You may also be more vulnerable to imposter syndrome — when you compare yourself to others and don’t feel like you’re matching up, especially in regards to intelligence. This can make you feel extra low. These unhealthy comparisons may also keep you from doing your best at work or school. 

‌Perfectionism can trigger anxiety and depression. Because stress and anxiety build up when you don’t meet the high standards you set for yourself, you may also become depressed. Some people can be considered “emotional perfectionists,” meaning they hide these feelings of anxiety and depression. 

This can be extremely dangerous, especially if you’re having suicidal thoughts or feeling worthless. These negative emotions can be dangerous. If you’re feeling this way, you should reach out to a trusted individual or a mental health hotline to talk about your feelings. 

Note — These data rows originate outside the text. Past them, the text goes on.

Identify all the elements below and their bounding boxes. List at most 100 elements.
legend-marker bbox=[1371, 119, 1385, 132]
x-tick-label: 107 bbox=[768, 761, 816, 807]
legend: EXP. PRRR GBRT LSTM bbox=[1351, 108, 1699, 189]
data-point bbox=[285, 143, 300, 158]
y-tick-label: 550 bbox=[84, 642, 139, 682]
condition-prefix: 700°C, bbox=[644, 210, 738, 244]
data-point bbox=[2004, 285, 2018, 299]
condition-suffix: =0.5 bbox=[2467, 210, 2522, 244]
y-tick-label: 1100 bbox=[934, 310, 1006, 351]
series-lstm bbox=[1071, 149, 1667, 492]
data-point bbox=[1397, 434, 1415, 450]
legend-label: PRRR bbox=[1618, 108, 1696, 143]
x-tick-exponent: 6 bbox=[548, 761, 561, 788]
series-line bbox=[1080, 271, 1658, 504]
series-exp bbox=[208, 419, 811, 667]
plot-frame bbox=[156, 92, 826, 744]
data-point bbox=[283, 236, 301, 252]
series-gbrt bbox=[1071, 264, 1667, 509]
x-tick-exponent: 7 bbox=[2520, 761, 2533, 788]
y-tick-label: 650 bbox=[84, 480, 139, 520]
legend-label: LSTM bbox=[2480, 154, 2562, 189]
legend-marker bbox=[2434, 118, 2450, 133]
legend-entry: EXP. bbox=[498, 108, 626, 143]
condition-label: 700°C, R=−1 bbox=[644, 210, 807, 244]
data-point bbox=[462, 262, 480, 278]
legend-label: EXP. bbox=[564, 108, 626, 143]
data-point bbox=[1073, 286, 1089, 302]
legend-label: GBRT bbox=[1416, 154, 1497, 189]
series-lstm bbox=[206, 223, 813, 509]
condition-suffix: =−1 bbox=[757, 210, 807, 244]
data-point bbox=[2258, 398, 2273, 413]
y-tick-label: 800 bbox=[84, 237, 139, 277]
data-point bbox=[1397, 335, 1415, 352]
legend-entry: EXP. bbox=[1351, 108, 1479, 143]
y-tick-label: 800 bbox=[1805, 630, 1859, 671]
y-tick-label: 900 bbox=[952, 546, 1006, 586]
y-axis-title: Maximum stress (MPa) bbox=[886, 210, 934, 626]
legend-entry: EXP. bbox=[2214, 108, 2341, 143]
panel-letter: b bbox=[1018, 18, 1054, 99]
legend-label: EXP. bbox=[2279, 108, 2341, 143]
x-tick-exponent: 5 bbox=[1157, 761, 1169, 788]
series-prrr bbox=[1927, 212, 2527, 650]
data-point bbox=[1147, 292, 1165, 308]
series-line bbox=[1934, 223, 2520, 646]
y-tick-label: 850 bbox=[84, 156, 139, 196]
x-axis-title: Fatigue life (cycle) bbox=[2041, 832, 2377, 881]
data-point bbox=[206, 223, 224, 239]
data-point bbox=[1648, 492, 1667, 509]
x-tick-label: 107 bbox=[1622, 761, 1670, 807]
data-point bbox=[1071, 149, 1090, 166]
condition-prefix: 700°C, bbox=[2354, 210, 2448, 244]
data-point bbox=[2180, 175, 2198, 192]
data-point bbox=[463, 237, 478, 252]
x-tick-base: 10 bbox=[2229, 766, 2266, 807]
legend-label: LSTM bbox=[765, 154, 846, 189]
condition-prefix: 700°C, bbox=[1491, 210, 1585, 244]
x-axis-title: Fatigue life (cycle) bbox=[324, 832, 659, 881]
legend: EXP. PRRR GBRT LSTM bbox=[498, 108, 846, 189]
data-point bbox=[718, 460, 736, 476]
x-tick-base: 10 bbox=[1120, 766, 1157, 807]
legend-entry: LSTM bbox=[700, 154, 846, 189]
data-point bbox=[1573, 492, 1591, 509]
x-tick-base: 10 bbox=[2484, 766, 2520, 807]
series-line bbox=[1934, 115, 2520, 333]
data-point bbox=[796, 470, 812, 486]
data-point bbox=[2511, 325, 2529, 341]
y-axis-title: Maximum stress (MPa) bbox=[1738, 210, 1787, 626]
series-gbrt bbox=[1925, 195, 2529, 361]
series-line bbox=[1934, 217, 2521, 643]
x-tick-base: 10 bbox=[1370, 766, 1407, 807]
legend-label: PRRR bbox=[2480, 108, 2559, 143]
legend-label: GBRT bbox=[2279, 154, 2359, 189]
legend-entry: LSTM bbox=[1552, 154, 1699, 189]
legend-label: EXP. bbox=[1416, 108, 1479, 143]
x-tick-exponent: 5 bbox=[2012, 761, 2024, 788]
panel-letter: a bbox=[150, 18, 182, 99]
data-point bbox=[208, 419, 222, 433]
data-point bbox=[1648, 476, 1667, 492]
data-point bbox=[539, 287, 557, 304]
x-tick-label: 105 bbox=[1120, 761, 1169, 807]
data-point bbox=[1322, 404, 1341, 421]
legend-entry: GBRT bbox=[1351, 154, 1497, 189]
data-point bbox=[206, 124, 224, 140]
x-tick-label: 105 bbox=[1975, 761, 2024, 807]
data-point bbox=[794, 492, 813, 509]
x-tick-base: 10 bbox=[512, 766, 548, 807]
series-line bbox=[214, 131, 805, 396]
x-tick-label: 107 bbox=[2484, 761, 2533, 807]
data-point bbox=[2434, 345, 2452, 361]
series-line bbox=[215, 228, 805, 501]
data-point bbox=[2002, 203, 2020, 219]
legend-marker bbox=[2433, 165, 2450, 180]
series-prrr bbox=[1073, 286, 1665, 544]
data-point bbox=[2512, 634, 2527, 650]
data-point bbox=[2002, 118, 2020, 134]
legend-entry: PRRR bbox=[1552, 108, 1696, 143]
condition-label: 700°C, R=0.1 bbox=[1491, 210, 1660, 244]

‌Perfectionists may experience hygiene and health disorders. In severe cases, you may develop an eating disorder like orthorexia nervosa, which means you feel the need to maintain a perfect, rigid diet. If there was one day you missed your diet, you may have felt like you were spiraling. This need for strict control over your life can border on obsessive-compulsive disorder. Perfectionist tendencies typically revolve around control. When you lose that control, other mental health conditions can occur. 

‌Another consequence of perfectionism is strained relationships with your family or friends, especially if you put your high standards on your loved ones. This adds extra stress and pressure to your relationships and can cause them to fail.‌

Perfectionism with colleagues, friends, and partners usually commingle. You typically can’t turn off this way of thinking for one group of people over another. When you bring this thought process into these relationships, you’re judging the other person as much as you judge yourself. And that’s not healthy for any relationship.  

‌Another downside to the perfectionist mindset is that perfectionists often are not actually present in the moment. Because you’re worried about or critiquing what’s going on around you, you’re living inside your head. You may be worried about a future decision or replaying something that happened today. ‌

Either way, you’re not focused on the present in front of you. That’s another limitation that leads to procrastination and self-loathing.‌

While some may tell you perfectionism is a good trait, there are plenty of downfalls to this way of thinking. The first step in facing your perfectionism is acknowledging that it doesn't help you.